05 June 2012

The dark side of black gold:

The photographer Edward Burtynsky is obsessed with oil. For years, he has recorded its extraction, use and impact on our planet, travelling to fields in Azerbaijan, taking shots of cars on the Nanpu Bridge Interchange in Shanghai, or visiting tyre mountains in California.

The work was collected in a fabulous coffee-table book in 2009 but, such is the enduring power of these images, that they continue to be shown in exhibitions around the world: one has just opened in London and another starts next month in Reno, Nevada. There's also a new Burtynsky: Oil app, a flick book of work that seeks to understand our reliance on the most important of natural resources.

"Everything we consume comes from nature in some way," he says. "And it's not only where it comes from that interests me, but how it is used and where it goes." This is why Burtynsky ended up in Bangladesh for some of his most famous images, of decommissioned oil tankers. Here, he talks The National through three favourite shots from the Shipbreaking series.

Shipbreaking #11

"Although these great vistas of broken ships are incredibly dramatic, I wanted to try and capture some of the humanity of Chittagong, too.

"There were 25,000 men here doing back-breaking, dangerous tasks. I wasn't first to point this out, but first world ships were going to the developing world to be taken apart in an environment that would never be allowed in the first world.

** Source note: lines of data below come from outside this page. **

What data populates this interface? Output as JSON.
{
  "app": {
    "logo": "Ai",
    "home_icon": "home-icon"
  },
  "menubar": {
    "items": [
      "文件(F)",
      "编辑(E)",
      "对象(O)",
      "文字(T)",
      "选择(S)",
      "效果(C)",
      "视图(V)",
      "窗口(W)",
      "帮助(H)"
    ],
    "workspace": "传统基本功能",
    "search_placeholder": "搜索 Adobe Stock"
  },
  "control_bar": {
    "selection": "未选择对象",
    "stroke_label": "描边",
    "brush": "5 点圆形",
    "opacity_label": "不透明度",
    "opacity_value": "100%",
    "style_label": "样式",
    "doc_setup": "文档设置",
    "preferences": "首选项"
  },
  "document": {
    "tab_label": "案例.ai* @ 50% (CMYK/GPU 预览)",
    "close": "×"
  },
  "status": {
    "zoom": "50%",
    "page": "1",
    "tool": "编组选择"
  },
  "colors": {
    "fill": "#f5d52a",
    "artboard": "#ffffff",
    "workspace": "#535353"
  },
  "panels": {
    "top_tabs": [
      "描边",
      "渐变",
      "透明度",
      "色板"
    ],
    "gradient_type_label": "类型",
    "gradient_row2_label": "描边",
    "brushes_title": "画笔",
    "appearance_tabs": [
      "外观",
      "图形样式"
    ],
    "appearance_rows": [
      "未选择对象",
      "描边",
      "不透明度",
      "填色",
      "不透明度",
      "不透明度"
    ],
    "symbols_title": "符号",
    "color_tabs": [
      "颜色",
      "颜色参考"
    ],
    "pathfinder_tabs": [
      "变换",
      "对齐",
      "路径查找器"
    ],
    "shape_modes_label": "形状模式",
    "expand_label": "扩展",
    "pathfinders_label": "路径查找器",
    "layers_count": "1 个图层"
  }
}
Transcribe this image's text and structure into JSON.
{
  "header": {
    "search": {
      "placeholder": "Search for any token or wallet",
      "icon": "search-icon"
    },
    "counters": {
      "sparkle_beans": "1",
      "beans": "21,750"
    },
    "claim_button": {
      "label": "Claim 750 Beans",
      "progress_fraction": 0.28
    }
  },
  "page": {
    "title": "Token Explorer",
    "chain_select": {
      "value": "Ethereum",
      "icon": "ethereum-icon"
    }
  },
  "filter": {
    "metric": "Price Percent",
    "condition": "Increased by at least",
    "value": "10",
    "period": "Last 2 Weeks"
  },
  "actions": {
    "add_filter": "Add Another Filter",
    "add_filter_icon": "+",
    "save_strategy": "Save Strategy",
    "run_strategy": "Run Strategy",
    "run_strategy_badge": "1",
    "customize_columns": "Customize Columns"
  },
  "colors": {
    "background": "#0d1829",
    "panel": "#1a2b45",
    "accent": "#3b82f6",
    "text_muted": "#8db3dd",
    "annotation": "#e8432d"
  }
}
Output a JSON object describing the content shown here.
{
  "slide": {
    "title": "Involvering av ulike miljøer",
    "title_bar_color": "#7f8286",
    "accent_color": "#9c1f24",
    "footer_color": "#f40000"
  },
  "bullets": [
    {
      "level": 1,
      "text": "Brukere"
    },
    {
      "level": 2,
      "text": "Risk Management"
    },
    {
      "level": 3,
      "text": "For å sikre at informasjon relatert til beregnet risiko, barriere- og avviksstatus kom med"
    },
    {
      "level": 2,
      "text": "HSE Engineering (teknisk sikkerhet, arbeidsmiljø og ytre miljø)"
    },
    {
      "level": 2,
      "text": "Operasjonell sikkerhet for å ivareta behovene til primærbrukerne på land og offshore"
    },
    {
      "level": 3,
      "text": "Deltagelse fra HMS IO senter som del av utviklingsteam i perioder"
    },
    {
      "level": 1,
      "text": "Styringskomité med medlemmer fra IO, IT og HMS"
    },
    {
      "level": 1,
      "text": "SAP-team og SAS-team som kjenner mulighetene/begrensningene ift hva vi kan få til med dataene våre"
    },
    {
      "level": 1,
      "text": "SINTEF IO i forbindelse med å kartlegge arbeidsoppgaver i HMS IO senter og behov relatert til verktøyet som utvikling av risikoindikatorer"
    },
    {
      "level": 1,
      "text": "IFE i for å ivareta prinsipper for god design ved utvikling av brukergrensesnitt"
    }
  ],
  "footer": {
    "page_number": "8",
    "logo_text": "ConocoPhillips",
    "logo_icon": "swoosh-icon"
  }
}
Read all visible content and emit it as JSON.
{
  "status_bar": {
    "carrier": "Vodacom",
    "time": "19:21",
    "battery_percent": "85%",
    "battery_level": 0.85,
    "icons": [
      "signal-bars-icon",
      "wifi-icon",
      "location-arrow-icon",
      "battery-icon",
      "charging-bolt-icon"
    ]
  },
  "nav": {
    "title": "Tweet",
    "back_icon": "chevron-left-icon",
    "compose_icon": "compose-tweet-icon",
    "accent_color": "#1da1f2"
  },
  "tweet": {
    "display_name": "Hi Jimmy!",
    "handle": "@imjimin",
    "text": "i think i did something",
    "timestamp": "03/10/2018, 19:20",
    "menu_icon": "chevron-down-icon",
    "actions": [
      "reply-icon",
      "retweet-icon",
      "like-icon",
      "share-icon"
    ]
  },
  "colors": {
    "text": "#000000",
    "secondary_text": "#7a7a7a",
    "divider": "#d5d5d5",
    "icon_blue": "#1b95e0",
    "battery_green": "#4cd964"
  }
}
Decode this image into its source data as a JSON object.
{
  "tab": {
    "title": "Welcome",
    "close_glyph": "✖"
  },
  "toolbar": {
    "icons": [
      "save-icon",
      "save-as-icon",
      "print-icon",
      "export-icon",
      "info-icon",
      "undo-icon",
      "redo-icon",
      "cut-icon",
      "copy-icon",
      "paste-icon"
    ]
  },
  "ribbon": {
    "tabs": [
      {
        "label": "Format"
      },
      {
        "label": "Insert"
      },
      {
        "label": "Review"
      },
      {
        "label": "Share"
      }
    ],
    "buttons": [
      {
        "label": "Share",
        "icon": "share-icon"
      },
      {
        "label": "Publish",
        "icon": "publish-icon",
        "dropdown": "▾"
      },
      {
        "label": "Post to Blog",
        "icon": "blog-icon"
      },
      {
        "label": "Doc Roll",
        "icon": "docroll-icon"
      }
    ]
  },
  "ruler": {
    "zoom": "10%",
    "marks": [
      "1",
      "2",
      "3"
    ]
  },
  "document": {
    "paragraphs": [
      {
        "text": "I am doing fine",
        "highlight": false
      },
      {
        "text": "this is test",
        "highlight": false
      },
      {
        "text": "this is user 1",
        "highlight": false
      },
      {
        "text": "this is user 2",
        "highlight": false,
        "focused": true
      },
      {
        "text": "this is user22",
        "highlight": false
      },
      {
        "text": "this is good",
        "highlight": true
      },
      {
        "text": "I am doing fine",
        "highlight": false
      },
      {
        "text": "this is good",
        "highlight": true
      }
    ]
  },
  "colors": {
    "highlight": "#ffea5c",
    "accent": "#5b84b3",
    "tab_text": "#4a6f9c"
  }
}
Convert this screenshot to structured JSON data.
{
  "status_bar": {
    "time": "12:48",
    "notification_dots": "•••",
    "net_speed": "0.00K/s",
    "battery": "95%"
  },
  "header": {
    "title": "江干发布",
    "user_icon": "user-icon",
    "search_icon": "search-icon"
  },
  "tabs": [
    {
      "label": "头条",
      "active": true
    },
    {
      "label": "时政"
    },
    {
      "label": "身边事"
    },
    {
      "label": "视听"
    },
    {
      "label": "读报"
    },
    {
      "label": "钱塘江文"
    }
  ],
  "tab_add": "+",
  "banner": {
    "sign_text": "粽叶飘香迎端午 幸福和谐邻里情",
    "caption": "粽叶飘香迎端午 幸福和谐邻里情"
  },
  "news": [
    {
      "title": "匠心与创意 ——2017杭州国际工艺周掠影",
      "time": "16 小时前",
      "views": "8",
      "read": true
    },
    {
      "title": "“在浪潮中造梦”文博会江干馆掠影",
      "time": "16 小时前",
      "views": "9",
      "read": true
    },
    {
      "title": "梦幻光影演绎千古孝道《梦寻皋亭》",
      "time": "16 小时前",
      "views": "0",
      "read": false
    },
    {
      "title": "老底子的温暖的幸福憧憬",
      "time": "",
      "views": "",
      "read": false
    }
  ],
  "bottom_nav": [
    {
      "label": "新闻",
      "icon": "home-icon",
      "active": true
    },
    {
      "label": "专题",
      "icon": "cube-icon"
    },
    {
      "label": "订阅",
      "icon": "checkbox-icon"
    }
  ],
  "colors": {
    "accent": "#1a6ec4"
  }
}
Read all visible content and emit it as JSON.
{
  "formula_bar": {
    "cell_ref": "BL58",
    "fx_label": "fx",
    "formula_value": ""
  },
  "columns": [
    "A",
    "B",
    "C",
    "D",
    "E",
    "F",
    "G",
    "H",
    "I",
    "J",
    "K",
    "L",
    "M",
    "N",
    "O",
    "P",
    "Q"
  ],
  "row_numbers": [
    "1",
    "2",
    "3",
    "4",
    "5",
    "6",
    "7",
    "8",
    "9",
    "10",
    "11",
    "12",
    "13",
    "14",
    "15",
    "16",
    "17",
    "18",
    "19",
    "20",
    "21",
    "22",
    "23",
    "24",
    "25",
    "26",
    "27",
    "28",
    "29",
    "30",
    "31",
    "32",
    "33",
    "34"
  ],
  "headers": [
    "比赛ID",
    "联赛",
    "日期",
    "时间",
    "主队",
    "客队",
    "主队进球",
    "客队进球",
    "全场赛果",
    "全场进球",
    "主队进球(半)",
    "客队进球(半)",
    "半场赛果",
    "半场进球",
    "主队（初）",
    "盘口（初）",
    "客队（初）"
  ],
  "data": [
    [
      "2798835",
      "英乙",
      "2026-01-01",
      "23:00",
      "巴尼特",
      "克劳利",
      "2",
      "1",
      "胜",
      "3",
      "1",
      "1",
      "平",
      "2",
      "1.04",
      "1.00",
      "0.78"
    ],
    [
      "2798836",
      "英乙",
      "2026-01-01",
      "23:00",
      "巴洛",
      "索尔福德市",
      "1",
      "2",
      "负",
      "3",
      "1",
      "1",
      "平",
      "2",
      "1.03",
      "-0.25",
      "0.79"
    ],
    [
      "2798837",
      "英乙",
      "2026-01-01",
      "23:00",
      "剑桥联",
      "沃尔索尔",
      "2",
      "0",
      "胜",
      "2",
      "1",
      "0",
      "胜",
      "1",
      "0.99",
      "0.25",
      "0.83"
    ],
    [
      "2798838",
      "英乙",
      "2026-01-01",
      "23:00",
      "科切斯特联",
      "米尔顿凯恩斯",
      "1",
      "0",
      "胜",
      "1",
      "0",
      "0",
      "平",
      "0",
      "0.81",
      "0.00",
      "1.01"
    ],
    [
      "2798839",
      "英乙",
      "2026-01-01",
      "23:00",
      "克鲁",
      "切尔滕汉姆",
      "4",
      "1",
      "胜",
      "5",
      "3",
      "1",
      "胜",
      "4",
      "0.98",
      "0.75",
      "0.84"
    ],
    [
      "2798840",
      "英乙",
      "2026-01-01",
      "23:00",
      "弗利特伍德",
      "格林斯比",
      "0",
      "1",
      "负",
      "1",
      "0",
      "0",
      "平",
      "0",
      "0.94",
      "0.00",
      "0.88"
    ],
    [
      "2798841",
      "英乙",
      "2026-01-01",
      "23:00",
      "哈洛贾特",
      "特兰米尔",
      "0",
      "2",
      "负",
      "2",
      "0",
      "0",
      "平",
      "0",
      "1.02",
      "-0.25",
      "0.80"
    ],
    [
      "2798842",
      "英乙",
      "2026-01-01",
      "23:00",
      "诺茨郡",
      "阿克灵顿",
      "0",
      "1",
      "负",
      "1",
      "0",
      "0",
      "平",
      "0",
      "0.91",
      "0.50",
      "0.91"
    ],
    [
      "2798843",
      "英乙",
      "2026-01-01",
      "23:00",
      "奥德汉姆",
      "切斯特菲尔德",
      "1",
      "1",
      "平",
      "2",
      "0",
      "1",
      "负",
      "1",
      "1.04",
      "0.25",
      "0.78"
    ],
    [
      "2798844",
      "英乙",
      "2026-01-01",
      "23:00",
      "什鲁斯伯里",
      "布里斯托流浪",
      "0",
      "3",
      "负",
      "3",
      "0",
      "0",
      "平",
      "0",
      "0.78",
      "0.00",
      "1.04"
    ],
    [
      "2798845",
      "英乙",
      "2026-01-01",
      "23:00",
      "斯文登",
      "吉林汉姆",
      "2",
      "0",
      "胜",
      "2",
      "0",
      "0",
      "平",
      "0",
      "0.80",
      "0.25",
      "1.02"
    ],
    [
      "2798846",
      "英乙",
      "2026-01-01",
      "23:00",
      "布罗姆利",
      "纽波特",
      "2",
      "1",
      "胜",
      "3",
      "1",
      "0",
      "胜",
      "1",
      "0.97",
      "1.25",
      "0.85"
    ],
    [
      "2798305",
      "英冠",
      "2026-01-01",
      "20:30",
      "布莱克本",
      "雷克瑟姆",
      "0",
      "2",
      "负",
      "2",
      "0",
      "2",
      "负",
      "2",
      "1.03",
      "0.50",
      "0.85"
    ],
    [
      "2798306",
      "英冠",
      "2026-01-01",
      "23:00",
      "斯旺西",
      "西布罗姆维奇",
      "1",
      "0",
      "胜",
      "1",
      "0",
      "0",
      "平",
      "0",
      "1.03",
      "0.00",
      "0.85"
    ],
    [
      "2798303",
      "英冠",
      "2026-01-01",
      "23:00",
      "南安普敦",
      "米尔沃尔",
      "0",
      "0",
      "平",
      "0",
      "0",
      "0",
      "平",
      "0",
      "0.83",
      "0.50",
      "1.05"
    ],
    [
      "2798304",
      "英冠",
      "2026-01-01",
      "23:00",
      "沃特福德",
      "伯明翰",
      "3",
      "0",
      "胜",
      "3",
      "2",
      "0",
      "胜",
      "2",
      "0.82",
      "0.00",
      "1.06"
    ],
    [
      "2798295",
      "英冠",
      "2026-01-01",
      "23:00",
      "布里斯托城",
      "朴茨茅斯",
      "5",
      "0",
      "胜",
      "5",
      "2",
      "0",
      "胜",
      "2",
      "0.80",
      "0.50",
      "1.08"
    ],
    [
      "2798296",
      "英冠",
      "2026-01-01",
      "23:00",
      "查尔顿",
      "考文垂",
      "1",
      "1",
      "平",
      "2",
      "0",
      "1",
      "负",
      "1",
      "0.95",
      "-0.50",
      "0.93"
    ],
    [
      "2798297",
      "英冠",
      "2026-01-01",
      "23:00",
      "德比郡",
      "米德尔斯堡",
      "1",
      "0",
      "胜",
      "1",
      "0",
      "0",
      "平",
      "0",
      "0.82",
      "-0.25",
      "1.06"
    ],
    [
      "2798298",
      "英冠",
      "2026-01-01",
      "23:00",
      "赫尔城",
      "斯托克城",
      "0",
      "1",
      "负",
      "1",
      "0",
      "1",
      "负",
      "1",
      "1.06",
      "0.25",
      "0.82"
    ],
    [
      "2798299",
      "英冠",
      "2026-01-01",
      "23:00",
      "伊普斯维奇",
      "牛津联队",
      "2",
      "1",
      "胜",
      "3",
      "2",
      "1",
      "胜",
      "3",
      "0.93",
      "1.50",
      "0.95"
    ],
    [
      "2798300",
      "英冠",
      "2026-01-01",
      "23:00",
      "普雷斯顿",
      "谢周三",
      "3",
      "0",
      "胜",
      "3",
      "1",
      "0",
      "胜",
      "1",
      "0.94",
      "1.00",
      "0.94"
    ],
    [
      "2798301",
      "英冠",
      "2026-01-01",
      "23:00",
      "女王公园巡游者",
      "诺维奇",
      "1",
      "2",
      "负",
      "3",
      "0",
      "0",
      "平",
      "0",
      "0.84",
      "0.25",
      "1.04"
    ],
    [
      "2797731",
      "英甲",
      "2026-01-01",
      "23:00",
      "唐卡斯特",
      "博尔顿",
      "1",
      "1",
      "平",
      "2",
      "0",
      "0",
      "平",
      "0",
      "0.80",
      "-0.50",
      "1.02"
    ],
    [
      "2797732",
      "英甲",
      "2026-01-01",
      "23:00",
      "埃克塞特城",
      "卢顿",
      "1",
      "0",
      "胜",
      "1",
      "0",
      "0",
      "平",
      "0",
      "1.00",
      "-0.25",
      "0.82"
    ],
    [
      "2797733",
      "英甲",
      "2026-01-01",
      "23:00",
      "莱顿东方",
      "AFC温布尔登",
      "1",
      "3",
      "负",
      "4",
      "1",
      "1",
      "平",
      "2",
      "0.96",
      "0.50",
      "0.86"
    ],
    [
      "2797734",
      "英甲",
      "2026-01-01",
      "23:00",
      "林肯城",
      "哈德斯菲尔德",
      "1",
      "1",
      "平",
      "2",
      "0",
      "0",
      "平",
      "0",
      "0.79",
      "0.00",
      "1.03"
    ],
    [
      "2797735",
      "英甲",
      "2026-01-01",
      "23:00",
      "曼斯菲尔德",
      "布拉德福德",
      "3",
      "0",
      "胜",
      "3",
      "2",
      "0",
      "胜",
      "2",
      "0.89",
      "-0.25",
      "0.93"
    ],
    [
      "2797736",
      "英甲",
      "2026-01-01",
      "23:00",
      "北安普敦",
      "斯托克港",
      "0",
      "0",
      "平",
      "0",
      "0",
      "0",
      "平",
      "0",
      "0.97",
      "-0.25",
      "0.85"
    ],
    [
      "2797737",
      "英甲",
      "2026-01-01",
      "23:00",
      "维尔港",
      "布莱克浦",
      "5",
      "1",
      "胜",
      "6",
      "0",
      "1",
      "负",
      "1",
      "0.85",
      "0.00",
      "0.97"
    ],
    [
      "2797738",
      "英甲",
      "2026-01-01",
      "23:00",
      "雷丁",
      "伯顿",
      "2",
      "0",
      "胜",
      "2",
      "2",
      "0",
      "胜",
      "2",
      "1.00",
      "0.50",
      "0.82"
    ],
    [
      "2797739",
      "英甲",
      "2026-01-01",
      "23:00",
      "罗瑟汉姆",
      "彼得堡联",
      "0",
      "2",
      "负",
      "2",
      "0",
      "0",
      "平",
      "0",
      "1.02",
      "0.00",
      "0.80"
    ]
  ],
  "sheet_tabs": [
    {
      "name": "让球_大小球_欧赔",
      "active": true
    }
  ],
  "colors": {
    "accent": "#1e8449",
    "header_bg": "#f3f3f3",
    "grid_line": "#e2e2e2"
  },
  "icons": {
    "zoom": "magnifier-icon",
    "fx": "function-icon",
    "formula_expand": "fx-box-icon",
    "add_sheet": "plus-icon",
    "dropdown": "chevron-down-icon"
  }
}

"These images I think allowed people to look at this industry and think about the relationship between us and the people breaking these ships. We are all implicated in that world - I was certain that when I was photographing these tankers, some of the oil they had transported had found its way into the car that I had driven, or the plane I had flown in."

Shipbreaking #13

"Chittagong was a strange, surreal, almost incomprehensible place. It felt like a post-apocalyptic setting.

"The smoke blowing in from the shipbreaking work taking place off-shot, combined with the natural haze of the equator at sunset and the lack of a horizon line, meant it became this mysterious, ethereal space. I like it when images have the capacity to transcend and enter the imagination as these epic, mythic places where these events are taking place. If I'm capturing the active side of an industry, I'll typically also focus on where the waste of that industry is gathered, too. To me, this landscape felt like contemporary ruins, a part of our society that we've used and turned our backs on."

Shipbreaking #23

"In this shot, you're looking at an inside wall of a huge tank on a ship which would contain the oil.

"So to have a solitary man standing against it seemed incredibly powerful. He became, for me, an interesting representative of the workforce; you could see he was doing a hellish job, but he'd retained a kind of dignity.

"He was standing proud and presenting himself to the camera in a way that suggested to me that he wanted to be acknowledged for the work that he was doing - even though he was so poor he didn't have any shoes. I didn't ask him to stand in a deliberate way, and I certainly don't like to editorialise - I'm not telling people what's good or bad. I really just want images such as this to prompt people to grapple with the complexity of the world we live in."

Burtynsky: Oil is at The Photographers' Gallery, London until July 1, and the Nevada Museum of Art, Reno, from Saturday to September 23.